Great. That is all I wanted to be growing up. The specific medium of greatness didn't matter; I just wanted to reach that level.
Whether it was for the fame, the recognition, the feeling of accomplishment, whatever it was, I wanted it. Naturally, sports were the first realm of greatness that attracted me, so I thought I might achieve it through there.
Failure was not an option. In middle school, I would go to the track on the weekends and run more sprints for football. In high school, I was doing air squats in my bedroom and using our backyard stairs for agility drills.

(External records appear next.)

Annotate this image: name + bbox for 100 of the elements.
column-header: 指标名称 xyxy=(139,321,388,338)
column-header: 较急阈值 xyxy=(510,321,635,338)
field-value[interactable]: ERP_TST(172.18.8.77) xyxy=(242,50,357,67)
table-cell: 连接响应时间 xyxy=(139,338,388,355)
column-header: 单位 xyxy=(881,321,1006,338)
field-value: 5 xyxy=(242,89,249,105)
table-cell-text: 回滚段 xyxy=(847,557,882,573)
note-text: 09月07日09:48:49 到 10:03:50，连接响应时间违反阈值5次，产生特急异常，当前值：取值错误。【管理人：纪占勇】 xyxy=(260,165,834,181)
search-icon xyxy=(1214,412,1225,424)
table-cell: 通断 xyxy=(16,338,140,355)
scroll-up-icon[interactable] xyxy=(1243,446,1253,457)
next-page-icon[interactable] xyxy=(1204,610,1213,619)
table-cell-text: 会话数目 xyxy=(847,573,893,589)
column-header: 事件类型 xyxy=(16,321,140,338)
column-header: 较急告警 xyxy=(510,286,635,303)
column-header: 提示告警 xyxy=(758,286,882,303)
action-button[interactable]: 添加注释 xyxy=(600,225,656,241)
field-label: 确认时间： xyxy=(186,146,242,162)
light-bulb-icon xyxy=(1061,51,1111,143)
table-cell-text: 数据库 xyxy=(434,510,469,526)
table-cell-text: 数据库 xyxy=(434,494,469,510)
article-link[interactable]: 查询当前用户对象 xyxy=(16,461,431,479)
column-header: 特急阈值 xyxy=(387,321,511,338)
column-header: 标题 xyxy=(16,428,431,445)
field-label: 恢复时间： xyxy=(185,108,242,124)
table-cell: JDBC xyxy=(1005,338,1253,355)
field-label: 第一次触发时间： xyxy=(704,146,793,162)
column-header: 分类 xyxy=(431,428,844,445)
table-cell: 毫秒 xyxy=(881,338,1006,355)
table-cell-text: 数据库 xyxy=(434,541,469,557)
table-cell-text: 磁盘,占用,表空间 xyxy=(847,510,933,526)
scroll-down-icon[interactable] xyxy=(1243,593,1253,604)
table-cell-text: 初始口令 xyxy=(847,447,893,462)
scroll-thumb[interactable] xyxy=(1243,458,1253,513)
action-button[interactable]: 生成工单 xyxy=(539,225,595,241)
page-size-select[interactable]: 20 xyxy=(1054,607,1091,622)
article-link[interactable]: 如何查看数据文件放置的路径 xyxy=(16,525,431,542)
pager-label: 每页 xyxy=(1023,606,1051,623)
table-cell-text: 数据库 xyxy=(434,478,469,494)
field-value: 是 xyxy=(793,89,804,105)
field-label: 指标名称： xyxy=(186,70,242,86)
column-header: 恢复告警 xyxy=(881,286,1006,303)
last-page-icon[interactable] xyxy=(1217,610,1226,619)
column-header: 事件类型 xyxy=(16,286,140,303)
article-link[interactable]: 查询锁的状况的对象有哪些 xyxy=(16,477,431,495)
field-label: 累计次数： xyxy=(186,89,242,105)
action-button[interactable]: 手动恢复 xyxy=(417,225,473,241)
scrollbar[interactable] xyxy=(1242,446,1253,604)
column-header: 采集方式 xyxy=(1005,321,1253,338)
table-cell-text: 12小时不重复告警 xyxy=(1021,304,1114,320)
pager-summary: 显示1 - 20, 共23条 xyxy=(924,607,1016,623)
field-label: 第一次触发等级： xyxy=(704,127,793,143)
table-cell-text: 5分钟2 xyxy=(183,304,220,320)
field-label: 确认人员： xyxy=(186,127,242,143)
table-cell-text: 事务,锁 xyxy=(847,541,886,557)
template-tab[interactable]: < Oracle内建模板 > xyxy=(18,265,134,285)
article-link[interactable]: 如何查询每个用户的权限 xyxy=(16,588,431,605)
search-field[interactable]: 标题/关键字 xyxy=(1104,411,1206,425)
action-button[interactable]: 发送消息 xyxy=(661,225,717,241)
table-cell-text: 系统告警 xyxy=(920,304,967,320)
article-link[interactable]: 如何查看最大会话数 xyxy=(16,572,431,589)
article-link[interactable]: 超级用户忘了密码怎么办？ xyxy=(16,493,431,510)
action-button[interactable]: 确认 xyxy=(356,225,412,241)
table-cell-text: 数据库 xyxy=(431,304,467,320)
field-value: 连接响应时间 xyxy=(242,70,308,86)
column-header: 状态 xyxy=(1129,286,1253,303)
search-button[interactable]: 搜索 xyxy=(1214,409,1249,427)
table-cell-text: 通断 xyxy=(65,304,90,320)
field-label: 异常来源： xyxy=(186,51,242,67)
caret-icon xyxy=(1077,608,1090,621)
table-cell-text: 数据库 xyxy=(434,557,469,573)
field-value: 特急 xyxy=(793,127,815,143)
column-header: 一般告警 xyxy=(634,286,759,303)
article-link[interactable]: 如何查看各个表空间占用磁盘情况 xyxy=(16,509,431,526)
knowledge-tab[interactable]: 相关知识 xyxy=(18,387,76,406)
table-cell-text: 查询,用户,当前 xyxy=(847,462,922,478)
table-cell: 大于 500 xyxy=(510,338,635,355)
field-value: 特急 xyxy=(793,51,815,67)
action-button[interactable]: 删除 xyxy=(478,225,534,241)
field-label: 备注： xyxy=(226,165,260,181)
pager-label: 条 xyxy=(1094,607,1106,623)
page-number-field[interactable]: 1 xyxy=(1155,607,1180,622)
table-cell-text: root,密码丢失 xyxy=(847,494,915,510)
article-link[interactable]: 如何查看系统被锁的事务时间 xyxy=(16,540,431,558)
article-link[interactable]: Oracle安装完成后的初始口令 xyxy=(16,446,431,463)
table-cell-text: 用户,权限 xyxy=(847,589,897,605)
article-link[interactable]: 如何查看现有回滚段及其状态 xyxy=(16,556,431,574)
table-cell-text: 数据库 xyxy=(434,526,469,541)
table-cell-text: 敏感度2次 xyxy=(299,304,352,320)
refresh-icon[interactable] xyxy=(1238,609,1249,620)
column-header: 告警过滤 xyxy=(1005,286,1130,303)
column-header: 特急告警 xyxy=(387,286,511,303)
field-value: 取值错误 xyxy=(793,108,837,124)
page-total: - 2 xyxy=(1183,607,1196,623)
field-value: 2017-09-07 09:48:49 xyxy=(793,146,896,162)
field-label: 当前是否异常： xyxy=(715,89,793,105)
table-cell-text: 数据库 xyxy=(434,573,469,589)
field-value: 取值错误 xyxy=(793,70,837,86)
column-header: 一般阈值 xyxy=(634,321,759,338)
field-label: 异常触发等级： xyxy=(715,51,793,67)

Being named an All-State running back, I was successful enough to be recruited by division 1 schools. I decided to attend the United States Military Academy at West Point. Maybe not the greatest school for NFL aspirations when I arrived, but a long history of great people who attended appealed to me. I continued the grind, doing extra footwork and agility drills with the other running backs. Whenever I had free time I was watching the highlights of Walter Payton, Barry Sanders, Reggie Bush, Stephen Jackson; any great running back. I would visualize and practice their moves.
I worked hard enough to earn All-Independent (West Point Football is not in a conference) and Academic All American honors as a junior and a finalist for the Bill Campbell Trophy as a senior. My college career culminated with a pro day where the Jets attended, and I had a phone call with the Falcons.